I bought a server rack. A proper one, 24U, steel, the kind with the square-hole rails and the little cage nuts that ping off into corners of the room you didn't know existed. It came off a company refresh for less than the cost of a meal out, and the man who sold it to me helped me load it into the car with the expression of someone watching a problem leave on someone else's insurance. I should have read that expression more carefully.
It lives in the garage. This is the first thing I'd tell anyone considering it: think very hard about where the noise and the heat go, because they go somewhere, and that somewhere is now a room you have to share with a lawnmower and your own decisions.
the noise
1U servers are loud in a way that does not come across in the listings. The fans are 40mm and they spin at the speed of a small jet because that is the only way to move air through a chassis that thin. One of them, idling, is a hairdryer. Three of them is a conversation you have to shout over. The garage is detached, which is the only reason I am still married, and even so I swapped the worst offender's fans for Noctua equivalents and accepted the slightly higher temperatures as the price of being able to think.
If your rack is going anywhere near a living space, buy quiet kit from the start or buy tower servers and stack them. The fan noise is not a quirk you get used to. It is a constant, and it is the thing that turns "I have a homelab" into "I have a room I avoid".
the heat and the damp
A part-full rack puts out a surprising amount of heat. In summer the garage became a sauna; in winter it became the only warm corner of the property, which sounds nice until you remember the other half of a cold garage in a British winter, which is damp. Warm electronics plus cold humid air plus the temperature swings of a space that isn't climate-controlled is a recipe for condensation, and condensation is a recipe for the kind of fault that turns up at 2am and clears itself by morning, leaving you nothing to debug.
I run a cheap dehumidifier in there now, on a smart plug, triggered off a humidity sensor. It is genuinely the most important thing in the rack and it cost the least. The lesson, if there is one: the environment is part of the system. You can have immaculate kit and immaculate cabling and still lose a disk to the weather.
the power
I had not thought properly about power, which in hindsight is embarrassing. A handful of older servers idling draw more than you'd guess, and the bill arrived to remind me that "spare hardware" is not free to run. I measured everything with a plug-in meter and was unpleasantly surprised: the rack was costing me a noticeable amount a month just to sit there being a rack.
So I did the unglamorous work. Decommissioned the two power-hungriest boxes and folded their workloads onto one newer, more efficient machine. Put the whole rack behind a UPS, not for uptime heroics but because the garage circuit is shared and the lawnmower's neighbour, the freezer, occasionally trips things.
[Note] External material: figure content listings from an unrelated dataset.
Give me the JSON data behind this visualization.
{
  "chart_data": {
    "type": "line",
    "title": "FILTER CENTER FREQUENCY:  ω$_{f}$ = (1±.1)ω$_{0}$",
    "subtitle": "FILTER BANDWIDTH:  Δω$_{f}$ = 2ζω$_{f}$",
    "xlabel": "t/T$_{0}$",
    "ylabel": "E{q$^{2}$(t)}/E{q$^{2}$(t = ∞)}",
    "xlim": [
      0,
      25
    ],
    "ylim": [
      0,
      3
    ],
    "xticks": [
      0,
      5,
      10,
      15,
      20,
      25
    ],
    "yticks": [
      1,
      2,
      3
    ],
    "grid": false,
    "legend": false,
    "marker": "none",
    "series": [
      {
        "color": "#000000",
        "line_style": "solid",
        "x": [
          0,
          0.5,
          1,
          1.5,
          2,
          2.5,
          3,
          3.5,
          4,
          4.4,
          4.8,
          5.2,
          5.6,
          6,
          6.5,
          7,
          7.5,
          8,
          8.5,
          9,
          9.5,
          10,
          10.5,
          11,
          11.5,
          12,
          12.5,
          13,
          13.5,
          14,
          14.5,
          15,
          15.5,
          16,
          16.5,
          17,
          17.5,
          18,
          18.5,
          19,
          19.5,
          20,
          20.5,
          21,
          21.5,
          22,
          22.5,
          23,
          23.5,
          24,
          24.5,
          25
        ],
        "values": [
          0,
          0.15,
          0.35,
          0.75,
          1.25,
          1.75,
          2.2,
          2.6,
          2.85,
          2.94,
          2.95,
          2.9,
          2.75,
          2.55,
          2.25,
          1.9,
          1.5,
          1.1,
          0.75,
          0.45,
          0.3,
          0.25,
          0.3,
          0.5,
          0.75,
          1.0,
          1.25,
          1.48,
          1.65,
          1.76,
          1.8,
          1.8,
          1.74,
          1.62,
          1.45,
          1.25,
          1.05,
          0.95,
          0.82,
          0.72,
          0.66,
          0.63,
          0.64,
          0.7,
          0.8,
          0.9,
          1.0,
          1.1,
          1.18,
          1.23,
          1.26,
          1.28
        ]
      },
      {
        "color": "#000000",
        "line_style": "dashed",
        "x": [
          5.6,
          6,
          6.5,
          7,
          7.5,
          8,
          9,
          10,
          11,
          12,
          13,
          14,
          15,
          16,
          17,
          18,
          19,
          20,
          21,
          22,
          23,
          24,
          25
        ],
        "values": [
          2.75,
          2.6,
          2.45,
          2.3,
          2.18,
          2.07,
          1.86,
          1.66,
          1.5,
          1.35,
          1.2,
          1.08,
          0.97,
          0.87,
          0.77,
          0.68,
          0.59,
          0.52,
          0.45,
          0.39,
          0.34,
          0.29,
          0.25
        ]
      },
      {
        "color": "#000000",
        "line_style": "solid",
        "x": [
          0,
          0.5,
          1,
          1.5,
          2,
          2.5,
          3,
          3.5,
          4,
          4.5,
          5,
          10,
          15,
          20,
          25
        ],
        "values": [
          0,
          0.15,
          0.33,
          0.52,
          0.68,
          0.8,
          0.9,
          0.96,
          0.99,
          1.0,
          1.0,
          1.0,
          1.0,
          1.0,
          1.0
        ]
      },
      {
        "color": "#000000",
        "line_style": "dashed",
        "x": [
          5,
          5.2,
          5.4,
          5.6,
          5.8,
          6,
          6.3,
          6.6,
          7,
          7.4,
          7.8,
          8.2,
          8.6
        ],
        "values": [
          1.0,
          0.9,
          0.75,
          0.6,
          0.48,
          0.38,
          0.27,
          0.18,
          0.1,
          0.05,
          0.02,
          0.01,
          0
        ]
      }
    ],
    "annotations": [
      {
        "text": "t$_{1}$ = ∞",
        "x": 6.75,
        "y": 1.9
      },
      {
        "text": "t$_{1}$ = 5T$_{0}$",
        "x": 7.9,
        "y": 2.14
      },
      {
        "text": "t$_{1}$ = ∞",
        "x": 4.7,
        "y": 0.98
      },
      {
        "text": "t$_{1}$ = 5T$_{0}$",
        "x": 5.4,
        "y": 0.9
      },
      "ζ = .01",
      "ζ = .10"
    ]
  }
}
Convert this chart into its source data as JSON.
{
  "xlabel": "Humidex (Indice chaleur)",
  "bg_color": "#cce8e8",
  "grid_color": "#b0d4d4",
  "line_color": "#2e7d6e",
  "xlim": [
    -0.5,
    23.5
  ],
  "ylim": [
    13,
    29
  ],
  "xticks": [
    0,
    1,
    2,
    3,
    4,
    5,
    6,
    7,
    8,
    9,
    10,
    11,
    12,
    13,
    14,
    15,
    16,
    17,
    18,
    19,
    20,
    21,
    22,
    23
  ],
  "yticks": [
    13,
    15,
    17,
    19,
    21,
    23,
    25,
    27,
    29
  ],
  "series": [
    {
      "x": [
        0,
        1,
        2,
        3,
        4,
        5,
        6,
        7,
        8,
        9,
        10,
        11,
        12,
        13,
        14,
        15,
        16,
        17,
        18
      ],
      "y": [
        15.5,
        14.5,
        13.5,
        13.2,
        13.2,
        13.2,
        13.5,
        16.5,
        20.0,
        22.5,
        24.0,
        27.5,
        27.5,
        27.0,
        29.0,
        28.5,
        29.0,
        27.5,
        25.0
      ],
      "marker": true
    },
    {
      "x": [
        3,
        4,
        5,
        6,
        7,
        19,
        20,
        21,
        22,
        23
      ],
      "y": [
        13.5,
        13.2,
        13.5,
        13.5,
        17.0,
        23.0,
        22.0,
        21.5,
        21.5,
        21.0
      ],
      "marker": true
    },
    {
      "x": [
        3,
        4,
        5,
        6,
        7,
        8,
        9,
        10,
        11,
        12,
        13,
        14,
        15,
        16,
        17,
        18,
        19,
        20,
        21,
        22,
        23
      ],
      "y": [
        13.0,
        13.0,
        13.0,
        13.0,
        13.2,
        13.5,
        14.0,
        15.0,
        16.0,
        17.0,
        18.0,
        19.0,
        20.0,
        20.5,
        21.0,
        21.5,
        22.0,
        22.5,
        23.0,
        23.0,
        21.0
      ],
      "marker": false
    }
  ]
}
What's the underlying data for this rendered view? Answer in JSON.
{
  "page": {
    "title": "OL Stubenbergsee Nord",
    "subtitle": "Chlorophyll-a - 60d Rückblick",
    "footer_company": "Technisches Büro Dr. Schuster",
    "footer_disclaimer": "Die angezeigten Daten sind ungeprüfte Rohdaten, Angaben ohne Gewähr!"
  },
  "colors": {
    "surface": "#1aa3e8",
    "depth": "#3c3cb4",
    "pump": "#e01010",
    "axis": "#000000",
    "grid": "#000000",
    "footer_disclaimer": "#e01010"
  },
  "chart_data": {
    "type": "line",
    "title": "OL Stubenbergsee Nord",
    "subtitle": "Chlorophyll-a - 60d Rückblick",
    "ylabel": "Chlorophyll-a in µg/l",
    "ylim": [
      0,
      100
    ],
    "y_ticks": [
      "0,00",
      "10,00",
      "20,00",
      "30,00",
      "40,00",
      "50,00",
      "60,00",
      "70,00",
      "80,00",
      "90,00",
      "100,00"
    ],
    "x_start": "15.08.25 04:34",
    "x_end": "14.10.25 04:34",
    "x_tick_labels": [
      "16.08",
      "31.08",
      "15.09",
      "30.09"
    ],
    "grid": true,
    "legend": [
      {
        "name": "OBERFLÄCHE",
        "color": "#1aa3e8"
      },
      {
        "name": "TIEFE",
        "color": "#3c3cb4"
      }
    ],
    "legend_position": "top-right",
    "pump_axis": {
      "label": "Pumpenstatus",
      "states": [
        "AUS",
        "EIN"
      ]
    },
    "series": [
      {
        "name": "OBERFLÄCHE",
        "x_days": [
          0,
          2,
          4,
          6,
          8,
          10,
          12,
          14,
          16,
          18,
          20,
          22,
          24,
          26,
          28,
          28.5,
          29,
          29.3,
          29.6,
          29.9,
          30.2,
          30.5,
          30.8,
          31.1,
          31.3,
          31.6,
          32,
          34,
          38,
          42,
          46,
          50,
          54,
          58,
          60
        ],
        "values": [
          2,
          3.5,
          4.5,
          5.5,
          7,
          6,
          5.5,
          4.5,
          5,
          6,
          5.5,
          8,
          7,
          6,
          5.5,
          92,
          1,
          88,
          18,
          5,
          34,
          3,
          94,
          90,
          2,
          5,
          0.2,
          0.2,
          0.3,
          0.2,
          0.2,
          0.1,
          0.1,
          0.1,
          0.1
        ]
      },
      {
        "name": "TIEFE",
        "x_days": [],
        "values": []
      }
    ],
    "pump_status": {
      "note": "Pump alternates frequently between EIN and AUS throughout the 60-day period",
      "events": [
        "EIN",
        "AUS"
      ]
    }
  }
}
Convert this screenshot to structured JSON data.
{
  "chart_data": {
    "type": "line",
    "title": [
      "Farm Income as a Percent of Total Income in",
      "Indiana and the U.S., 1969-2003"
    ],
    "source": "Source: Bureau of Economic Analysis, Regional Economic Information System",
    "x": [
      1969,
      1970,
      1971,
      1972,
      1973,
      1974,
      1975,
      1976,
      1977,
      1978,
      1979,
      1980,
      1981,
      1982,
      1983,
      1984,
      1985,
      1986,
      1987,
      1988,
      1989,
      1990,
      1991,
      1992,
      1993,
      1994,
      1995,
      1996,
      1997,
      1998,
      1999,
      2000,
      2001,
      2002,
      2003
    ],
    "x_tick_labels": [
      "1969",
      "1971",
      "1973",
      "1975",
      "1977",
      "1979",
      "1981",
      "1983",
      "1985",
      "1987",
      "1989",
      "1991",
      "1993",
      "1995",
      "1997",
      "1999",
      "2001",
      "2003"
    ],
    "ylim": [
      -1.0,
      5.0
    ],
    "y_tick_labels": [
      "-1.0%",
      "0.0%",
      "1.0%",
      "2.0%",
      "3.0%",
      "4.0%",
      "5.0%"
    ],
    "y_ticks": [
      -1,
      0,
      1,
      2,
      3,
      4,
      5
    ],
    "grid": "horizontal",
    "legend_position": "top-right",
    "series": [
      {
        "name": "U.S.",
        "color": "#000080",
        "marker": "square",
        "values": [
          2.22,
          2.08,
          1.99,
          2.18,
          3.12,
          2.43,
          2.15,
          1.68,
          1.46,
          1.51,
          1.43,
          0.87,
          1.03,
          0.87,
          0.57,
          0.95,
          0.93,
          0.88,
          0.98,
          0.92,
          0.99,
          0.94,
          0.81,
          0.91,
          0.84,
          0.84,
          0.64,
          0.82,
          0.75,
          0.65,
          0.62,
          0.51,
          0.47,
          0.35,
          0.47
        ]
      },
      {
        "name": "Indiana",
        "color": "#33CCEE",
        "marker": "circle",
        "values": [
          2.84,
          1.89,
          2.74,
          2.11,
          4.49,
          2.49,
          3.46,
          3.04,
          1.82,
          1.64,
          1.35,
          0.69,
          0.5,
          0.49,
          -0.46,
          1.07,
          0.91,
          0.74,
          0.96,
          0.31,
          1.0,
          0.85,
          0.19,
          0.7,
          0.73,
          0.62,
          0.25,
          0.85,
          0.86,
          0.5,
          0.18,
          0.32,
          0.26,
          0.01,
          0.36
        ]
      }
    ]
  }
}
And I set up monitoring of actual draw so the number is on a graph and not a surprise on a bill.
# the boring measurement that changed my mind
# average draw before consolidation: ~310W
# after retiring two boxes: ~140W
Cutting it roughly in half made the whole project defensible again. Before that, I was paying a quiet monthly tax for the privilege of nostalgia about hardware.
The UPS taught me its own small lesson, incidentally. I bought it imagining dramatic power cuts and rode-out outages, and what it actually does, ninety-nine times out of a hundred, is absorb the brief brownouts and switching transients that a shared domestic circuit throws off when a big motor starts. The freezer kicking in used to be invisible; on the monitoring it turns out to be a real dip. The servers never noticed because the UPS ate it. That's the unglamorous truth of a lot of homelab kit: the value isn't the disaster you pictured, it's the steady stream of small ones you never see.
what made it worth keeping
Despite all of the above, I have not got rid of it, and I'm not going to. A real rack with real rails means everything has a place and slides out for service without unplugging the whole stack. The cabling, once I'd committed to doing it properly with a horizontal manager and labelled patch leads, is a genuine pleasure to work in compared to the nest of cables it replaced. And there is a real, unhuffy satisfaction in having a small, well-ordered system that you fully understand, top to bottom, because you assembled every layer of it yourself.
The honest summary is that the hardware was the cheap part and the easy part. The cost was heat, noise, damp and power, none of which the listing mentioned, all of which I had to solve before the rack was an asset rather than a liability. If you go for one, solve those four things first, on paper, before the car boot ever opens. The man who sold it to me knew all this. I just had to learn it the way I learn most things, which is the long way, in a cold garage, on a Sunday.